By on Monday, 16 September 2013

The chamber of the French National Assembly (PA)

The chamber of the French National Assembly (PA)

A spokesman for France’s bishops urged the government to ensure a new “charter of secularism” does not impede religious freedom.

Mgr Bernard Podvin, spokesman for the French bishops’ conference, told the French Catholic daily La Croix that although church officials understood why the government sent the document to schools earlier this month, “secularism must not be hollow or limited to negating and hindering religions.”

Mgr Podvin said Catholic leaders understood that politicians feared people would use religion as an “identity emblem,” but added that religious faith formed part of the French values of “liberty, equality and fraternity.”

“If we don’t cultivate a true knowledge of religions, young people won’t be able to respect others in a just way.
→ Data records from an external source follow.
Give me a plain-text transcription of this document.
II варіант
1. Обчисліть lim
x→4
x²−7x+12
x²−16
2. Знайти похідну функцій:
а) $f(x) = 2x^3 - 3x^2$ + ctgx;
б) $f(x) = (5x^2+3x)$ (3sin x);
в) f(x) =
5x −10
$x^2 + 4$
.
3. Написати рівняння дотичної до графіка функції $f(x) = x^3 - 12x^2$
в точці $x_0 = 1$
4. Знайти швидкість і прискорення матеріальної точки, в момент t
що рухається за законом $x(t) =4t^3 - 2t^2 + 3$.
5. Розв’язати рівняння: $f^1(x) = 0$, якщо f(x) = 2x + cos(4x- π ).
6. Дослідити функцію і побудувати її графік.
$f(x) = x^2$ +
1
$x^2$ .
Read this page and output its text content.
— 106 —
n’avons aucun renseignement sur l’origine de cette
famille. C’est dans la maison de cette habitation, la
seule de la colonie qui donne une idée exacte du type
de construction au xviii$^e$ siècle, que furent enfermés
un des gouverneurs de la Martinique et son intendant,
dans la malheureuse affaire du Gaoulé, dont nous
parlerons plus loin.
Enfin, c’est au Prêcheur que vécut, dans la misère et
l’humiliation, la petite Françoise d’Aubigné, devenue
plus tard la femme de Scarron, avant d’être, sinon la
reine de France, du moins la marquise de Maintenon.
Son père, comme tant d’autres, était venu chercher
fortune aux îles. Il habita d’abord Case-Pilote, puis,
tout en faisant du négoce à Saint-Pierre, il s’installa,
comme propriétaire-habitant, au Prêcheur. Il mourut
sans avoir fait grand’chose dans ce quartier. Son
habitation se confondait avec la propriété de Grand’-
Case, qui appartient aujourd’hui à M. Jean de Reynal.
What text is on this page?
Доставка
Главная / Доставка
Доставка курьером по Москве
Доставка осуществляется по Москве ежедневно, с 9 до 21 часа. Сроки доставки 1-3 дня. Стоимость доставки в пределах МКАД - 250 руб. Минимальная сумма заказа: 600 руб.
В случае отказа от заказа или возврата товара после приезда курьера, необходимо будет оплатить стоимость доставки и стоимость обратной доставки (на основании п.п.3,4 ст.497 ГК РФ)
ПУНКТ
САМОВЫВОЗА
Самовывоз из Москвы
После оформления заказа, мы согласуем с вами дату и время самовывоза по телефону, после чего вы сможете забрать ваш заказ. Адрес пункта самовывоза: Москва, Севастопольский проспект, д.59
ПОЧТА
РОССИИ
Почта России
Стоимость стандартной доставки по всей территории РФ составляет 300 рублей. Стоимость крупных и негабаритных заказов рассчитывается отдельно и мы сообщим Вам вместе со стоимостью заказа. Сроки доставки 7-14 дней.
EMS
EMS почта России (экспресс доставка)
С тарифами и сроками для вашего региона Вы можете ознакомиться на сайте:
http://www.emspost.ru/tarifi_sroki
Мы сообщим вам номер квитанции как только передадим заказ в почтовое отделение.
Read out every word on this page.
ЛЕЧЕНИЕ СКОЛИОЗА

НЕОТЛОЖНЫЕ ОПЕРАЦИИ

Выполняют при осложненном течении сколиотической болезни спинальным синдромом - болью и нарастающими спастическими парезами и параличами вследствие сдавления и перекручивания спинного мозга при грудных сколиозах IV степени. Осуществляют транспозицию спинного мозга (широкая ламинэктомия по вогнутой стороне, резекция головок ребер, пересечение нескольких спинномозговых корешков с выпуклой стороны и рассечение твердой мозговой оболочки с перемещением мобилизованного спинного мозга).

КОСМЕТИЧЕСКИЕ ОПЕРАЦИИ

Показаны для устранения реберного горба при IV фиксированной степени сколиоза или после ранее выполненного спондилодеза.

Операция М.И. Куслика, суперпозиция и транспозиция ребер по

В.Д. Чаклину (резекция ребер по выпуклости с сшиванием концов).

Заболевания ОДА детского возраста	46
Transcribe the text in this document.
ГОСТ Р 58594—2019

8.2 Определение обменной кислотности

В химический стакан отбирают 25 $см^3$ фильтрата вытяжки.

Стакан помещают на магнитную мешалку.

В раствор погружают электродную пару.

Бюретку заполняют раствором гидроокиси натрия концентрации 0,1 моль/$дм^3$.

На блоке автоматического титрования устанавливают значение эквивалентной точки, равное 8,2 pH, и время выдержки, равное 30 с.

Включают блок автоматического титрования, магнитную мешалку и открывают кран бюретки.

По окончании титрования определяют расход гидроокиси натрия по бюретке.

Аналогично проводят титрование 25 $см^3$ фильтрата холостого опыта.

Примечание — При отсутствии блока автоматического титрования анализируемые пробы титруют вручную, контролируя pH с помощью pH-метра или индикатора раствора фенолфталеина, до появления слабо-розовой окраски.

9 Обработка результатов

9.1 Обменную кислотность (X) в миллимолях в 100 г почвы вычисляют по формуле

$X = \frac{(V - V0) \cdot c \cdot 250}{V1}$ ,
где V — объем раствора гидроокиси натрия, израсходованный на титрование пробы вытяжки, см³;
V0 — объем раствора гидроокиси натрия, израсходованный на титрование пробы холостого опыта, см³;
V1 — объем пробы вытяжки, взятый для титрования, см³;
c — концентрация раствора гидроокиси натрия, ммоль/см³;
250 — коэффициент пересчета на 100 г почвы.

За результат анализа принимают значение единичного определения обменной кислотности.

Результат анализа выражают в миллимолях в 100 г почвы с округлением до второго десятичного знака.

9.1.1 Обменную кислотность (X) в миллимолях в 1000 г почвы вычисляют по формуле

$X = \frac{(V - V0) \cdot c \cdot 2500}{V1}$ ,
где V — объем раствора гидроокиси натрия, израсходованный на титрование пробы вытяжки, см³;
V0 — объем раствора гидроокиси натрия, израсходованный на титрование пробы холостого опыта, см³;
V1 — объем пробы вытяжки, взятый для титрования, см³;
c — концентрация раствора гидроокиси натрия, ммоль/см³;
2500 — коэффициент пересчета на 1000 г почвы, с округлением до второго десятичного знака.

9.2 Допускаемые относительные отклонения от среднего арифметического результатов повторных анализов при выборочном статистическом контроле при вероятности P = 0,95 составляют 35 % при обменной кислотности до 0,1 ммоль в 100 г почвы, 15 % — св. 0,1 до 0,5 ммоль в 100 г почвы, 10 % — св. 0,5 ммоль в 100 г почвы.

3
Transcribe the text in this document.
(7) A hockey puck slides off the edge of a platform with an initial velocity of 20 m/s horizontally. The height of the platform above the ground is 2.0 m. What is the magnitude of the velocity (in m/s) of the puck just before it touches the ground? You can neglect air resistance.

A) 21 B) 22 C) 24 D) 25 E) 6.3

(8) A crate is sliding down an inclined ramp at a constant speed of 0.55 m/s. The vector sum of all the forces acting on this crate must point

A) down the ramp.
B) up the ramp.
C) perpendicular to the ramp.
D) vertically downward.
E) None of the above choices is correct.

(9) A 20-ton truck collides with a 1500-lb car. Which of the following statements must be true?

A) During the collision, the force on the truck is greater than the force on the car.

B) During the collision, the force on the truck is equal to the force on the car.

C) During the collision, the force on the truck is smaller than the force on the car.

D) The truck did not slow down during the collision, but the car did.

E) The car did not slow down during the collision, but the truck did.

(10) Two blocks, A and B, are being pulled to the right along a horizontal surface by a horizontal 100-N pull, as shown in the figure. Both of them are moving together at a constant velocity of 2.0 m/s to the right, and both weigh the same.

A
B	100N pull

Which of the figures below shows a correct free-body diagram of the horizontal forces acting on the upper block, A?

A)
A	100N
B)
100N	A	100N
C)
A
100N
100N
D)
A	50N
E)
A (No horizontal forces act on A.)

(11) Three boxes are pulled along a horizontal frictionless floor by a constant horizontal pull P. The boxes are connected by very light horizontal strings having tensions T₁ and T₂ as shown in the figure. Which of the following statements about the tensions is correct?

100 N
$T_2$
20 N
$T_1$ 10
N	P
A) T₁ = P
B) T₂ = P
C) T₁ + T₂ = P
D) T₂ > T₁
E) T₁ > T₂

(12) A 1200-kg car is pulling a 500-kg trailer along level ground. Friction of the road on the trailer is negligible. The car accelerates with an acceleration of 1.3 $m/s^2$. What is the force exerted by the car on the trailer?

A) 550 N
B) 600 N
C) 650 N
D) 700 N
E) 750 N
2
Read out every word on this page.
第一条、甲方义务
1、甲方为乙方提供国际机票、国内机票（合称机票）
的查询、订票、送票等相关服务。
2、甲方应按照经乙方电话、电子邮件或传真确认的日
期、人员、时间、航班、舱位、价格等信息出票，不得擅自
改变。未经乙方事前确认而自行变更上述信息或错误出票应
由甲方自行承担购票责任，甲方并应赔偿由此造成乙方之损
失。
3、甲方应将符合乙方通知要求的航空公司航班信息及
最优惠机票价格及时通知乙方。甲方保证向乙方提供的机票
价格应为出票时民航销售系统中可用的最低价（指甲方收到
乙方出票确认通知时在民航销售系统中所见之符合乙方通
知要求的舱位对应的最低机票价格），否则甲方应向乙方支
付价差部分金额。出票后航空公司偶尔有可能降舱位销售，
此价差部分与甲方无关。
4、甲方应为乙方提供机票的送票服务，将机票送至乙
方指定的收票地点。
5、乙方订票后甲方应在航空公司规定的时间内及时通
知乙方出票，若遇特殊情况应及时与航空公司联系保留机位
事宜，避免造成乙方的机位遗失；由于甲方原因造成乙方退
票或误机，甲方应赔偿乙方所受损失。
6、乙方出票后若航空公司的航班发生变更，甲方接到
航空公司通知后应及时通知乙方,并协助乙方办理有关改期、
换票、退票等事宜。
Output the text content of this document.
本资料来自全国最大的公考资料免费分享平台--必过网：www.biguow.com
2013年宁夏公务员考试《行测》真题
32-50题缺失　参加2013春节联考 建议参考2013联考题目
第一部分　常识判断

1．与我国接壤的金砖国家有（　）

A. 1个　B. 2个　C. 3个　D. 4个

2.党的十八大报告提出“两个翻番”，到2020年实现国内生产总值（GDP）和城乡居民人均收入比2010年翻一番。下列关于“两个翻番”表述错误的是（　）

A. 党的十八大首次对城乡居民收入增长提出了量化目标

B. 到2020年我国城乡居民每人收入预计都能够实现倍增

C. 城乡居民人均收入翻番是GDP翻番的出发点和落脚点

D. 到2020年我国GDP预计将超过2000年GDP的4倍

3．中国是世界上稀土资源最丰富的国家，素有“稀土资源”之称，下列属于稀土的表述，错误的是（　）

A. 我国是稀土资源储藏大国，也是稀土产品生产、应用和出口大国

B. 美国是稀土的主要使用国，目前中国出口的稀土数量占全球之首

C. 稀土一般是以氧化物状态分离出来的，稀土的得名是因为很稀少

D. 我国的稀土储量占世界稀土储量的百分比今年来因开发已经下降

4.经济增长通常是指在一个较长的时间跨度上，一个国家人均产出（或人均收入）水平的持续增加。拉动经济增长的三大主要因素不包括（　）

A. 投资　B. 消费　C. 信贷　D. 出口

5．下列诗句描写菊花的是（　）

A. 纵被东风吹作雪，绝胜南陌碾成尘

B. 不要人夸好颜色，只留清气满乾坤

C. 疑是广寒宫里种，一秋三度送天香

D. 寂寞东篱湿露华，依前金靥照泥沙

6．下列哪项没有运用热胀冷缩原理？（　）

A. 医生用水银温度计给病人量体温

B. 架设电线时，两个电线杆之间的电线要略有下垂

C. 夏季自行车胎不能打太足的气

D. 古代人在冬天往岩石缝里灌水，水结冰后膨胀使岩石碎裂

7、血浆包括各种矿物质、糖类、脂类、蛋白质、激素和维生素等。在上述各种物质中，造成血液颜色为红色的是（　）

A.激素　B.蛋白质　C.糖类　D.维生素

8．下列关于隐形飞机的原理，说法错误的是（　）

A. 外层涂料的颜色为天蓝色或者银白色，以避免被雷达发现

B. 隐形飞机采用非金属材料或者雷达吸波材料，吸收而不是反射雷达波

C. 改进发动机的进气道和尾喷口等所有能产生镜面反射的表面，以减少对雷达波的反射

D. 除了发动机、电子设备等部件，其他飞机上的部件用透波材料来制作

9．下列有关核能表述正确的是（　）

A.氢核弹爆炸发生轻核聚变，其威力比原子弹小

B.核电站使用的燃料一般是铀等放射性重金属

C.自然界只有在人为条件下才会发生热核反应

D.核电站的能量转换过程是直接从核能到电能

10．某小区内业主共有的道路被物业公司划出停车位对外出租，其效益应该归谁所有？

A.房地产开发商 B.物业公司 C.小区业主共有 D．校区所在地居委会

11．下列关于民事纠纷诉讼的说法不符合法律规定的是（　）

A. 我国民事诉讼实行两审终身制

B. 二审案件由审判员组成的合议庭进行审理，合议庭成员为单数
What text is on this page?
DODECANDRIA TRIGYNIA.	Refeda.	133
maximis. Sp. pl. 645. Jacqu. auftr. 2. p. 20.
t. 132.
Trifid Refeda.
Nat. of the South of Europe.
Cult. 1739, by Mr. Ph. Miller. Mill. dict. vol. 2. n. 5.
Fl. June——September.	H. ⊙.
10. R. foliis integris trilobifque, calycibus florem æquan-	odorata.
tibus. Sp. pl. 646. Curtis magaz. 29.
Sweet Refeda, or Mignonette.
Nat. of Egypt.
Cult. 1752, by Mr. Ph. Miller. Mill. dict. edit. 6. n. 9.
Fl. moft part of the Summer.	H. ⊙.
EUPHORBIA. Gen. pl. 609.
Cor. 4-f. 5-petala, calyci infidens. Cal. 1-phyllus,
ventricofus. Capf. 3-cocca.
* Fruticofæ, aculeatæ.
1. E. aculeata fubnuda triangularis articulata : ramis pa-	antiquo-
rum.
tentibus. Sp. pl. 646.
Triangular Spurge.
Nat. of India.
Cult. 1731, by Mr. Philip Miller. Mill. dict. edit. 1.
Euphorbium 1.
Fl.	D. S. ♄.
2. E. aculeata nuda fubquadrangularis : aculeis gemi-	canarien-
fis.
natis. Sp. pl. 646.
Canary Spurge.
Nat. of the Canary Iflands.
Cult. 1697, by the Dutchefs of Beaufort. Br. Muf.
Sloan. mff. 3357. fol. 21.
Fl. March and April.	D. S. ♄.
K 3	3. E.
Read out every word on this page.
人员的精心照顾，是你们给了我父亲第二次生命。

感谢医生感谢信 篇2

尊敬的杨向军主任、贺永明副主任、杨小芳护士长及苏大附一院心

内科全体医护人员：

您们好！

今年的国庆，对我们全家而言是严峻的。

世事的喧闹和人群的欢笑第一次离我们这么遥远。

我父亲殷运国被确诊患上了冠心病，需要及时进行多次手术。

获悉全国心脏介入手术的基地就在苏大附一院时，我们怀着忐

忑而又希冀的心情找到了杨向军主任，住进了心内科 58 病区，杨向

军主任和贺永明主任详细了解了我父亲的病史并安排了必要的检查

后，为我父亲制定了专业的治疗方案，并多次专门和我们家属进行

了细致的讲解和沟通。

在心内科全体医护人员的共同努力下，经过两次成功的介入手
We’ll have sanctified the public sphere, but risked a resurgence of communitarianism in the process,” he added.

Antoine Renard, president of France’s Federation of Catholic Family Associations, warned against attempts to extend the charter to France’s 8,800 Catholic schools.

“We are accustomed to Catholics being treated as the enemy here, and we’ll resist pressure to apply this charter to our schools as a frontal attack on the church,” he told Catholic News Service.

“Secular principles must be respected, but not if this means you’re not even allowed to talk about religion,” he added.

The 17-point charter describes France as an “indivisible, secular, democratic and social republic,” assuring “equality before the law to all citizens” and “respect for all beliefs.”

It imposes a “duty of strict neutrality” on teachers, barring any display of “political or religious convictions,” and says students cannot “invoke a religious or political conviction” to avoid any topics.

Presenting the charter at a Paris school, Education Minister Vincent Peillon said the document was intended “not just to recall the rules,” but also to “help everyone understand, adapt to and respect their sense.”

In a commentary, La Croix said it was unclear whether the charter would bar kosher and halal food, or would prevent students from celebrating religious holidays or opting out of Christmas festivities.

Meanwhile, the president of France’s Council of Muslims, Dalil Boubakeur, told Agence France-Presse Sept. 9 the charter required students “to behave like robots” by ordering them to “leave their faith in the cloakroom.”

He added that most of France’s Muslim minority had “no problem with secularism,” but would feel particularly stigmatized by the charter.

Catholics traditionally make up two-thirds of France’s 60 million inhabitants, although fewer than one in 10 attends Sunday Mass and 40 percent of the population denies any faith.

In 2004, France passed a law banning “ostentatious religious symbols” from schools, while a new school course, “secular morality,” is to be introduced in 2015.